Allowing financial institutions to take their insured assets and corresponding liabilities off their balance sheets when the institutions that insured these assets where unregulated and the Credit Default Swaps  that insured their assets were traded in unregulated markets made it impossible for regulators to even know what the total amount of leverage (hence, the resulting risk implicit in this leverage) in the system was, let alone keep this leverage at a level commensurate with the riskiness of the assets in the system.  The result was an explosive increase in leverage in the system as a whole and, hence, an explosive increase in the risk to the system as a whole. 

 

This situation was further compounded by the fact that investors were able to buy Credit Default Swaps for Asset Backed Securities even though the investors had no connection to these securities.
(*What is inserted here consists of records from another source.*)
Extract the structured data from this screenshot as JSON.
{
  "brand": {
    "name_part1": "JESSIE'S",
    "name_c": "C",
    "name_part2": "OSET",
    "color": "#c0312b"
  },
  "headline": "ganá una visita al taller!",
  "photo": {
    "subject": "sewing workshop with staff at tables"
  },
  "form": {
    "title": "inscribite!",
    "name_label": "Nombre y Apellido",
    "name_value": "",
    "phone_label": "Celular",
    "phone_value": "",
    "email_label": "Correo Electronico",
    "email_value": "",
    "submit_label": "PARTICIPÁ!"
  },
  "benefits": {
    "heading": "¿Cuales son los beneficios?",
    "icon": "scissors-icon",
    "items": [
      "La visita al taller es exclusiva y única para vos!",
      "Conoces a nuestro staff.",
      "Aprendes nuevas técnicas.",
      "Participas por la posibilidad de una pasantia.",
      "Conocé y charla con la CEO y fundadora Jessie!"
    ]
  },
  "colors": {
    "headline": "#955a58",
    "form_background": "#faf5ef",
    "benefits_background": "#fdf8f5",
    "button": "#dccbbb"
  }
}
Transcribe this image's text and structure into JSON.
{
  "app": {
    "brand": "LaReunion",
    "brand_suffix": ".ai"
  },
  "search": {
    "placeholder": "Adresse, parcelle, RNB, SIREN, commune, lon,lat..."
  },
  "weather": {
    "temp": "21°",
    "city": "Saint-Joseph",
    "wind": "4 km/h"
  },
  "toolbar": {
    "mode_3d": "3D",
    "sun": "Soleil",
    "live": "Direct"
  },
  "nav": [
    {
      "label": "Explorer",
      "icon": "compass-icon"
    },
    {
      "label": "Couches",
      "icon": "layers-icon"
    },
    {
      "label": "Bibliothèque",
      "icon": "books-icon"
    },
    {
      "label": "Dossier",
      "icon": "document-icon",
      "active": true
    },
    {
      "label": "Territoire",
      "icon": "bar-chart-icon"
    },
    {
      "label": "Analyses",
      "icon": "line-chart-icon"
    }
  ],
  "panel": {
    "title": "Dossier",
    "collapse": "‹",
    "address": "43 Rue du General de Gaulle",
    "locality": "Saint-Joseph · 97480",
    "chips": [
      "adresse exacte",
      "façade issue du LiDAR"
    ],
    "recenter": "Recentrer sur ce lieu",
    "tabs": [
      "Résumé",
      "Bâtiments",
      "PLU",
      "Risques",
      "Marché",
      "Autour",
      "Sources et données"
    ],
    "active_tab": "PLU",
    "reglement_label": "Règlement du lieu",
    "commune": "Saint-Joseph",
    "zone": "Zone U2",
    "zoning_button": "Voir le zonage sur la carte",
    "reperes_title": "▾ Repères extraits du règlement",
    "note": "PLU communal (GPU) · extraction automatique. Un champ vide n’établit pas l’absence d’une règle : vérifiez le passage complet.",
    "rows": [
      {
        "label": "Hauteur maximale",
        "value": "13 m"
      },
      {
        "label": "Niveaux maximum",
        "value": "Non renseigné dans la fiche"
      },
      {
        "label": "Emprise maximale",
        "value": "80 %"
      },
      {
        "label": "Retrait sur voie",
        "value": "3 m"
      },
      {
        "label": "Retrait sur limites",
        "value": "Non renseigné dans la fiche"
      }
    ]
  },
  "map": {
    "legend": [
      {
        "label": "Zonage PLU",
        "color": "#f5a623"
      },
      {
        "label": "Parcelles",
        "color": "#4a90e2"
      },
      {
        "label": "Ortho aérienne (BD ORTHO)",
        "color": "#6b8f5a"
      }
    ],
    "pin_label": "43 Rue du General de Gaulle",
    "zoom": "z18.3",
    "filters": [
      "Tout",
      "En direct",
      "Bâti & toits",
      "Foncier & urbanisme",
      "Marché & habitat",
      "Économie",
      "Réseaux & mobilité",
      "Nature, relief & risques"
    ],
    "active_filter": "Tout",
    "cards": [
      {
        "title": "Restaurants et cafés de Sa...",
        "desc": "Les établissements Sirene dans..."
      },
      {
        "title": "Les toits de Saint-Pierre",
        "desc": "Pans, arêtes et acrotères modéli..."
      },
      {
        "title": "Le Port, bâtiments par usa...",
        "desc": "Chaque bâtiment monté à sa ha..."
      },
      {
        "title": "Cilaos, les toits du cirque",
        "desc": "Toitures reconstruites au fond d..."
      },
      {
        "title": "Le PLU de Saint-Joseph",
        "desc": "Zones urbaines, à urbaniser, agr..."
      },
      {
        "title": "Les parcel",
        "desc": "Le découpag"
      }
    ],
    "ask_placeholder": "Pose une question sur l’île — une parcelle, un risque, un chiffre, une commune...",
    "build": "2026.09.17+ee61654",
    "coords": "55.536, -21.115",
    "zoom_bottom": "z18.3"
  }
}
Combined with the failure to control the leverage in the rest of the financial system, the result was an explosion in the value of CDSs that grew to five or ten times the total value of the Asset Backed Securities they insured as well as the explosion in the leverage created in the financial system as a whole. 

 

The failure to regulate the CDS market made this situation untenable because in the absence of regulation there was no way to know the financial situations of the institutions that sold Credit Default Swaps and how much leverage they contributed to the system.  In addition, there was no way to know the financial situation of the entire CDS market—to know which of the sellers in this market were sound and which were not.  Hence, there was no way to know which Asset Backed Securities were actually insured and which Asset Backed Securities were, in fact, not insured by virtue of the fact that the sellers of the Credit Default Swaps that insured them would be unable to meet their financial obligations. 

 

The history of this period is yet to be written, but to date virtually all of the economists, regulators, lawyers, bankers, bond raters, and other individuals that either participated in, or in some other way gained firsthand knowledge of this debacle that testified before the congressional hearings on the financial crisis have agree that the scenario laid out above is essentially what brought us to where we are today.  (Hearings)  The end result of these forces combined created a huge speculative bubble in the housing market where prices rose beyond all reason, and when this bubble burst it brought down the system as a whole. 

 

But why has the bursting of this bubble cause so much turmoil in the economic system, especially since only 2% or 3% of mortgages were in default at the beginning of this crisis?  To answer this question we have to begin with an understanding of how the financial system works and the role it plays in the economy.

 

Part II: The Nature of Financial Institutions

 

Bibliography

 

Endnote

[1] Since this piece was written in the fall of 2008 and updated in 2009 two comprehensive studies have come out that that fill in the details of the broad outline presented in this paper of the causes of the financial crisis that reached its climax in September of 2008.  The first is The Financial Crisis Inquiry Report, Authorized Edition: Final Report of the National Commission on the Causes of the Financial and Economic Crisis in the United States (2011) produced by the Financial Crisis Inquiry Commission.  The second is  the Majority and Minority Staff Report of the Permanent Subcommittee On Investigations, WALL STREET AND THE FINANCIAL CRISIS: Anatomy of a Financial Collapse (2011).